Walter Gropius once said that architecture was not so much a matter of how things are built, but rather a matter of how things are joined. It is at the joinings that elegant engineering is melded into aesthetics to create a great work. If this is true on land then how much more so at sea? A boat is a small place, the length and breadth of which can be swept in a single glance. All the joinings jostle each other and compete for your attention. Unless this bringing together is pleasing, the boat will fall apart in your mind.

More important (to your safety if not to your soul) is how the seperate parts are physically joined. The compulsion to compromise and to settle for 'good enough' is strongest when a workman is faced with the need for thought and care (the two rarest and most painful elements of labor) in bringing things together. The joining could be as simple as the tightening of a clamp or as complicated as the joint between hull and deck. But simple or obtuse, there, at the joints, is where you look for trouble. A hose will rarely break in its length, it will break where it is connected. A deck will not leak through its surface, it will leak at its seam with the hull and your marine head will resolutely dispose of your wastes until the little piece of plastic that connects the handle to pump expires.

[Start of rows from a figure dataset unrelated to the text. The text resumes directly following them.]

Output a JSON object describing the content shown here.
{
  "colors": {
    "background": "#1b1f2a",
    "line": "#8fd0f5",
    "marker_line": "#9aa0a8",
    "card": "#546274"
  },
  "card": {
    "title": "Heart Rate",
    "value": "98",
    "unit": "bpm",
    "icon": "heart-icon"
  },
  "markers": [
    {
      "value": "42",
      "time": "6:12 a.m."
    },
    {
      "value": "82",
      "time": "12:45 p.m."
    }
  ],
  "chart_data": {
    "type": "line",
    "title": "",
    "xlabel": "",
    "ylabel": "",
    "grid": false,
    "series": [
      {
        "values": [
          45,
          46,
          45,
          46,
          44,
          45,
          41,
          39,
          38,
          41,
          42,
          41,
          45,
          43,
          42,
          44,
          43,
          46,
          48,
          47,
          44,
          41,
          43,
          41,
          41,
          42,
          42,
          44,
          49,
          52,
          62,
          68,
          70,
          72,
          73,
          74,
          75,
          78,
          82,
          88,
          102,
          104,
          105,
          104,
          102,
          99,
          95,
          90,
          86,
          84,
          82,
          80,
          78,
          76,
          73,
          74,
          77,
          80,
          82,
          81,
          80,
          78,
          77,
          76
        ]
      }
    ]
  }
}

If you ponder on the places on your boat where things come together, and then reflect on how frequently you have had trouble start at those places, you will understand that commissioning is primarily a matter of seeking out all these points of contiguity. The seams in your sails give way long before the fabric; your spreaders do not break, they break off. Lines snap where they are fastened, cables give way at the swedges, electronics die at their connectors and your engine oil leaks away through seals designed by ten thousand hours of engineering to prevent leaks. On a quiet night, if you listen very carefully your boat plays a cacaphonic fugue of clicks and rips and cracks and zips. These are the sounds of tortured and failing joins.

So attend to these vulnerable linkages made weaker yet by fallible and lazy workmen. When you are through surveying the potentials for separation you will find, to your suprise, that your commissioning is mostly completed.

Look to the hidden places where 'good enough' is carefully covered with neat headliners and ornamental paneling. Any place covered over is suspect and the more difficult it is to remove that cover, the more suspect it should be. The blemishes to a boat are hidden in the Ôattic Õ like the blemishes to Dorian Grey's face. So look into the attics and root deep in the cellars of your craft for the bad stuff you know is there. Have no pity and do not be lazy. It will be a hell of a lot simpler to get at that 'impossible' place during commissioning then it will be to get at it on a dark and rainy night, in thirty kn............etc. etc.

I am beginning to sound, even to myself, somewhat canonical on this subject of commissioning. Maybe I stress it a bit much. All ill commissioned boats dont sink, they are just not much fun. But since I really can not imagine why any one would go through the agony and the dollars to build a boat which was not fun, I will continue to preach the chapter and verse of commissioning well and commissioning yourself.

 

And now, good friends, once more into the bilges!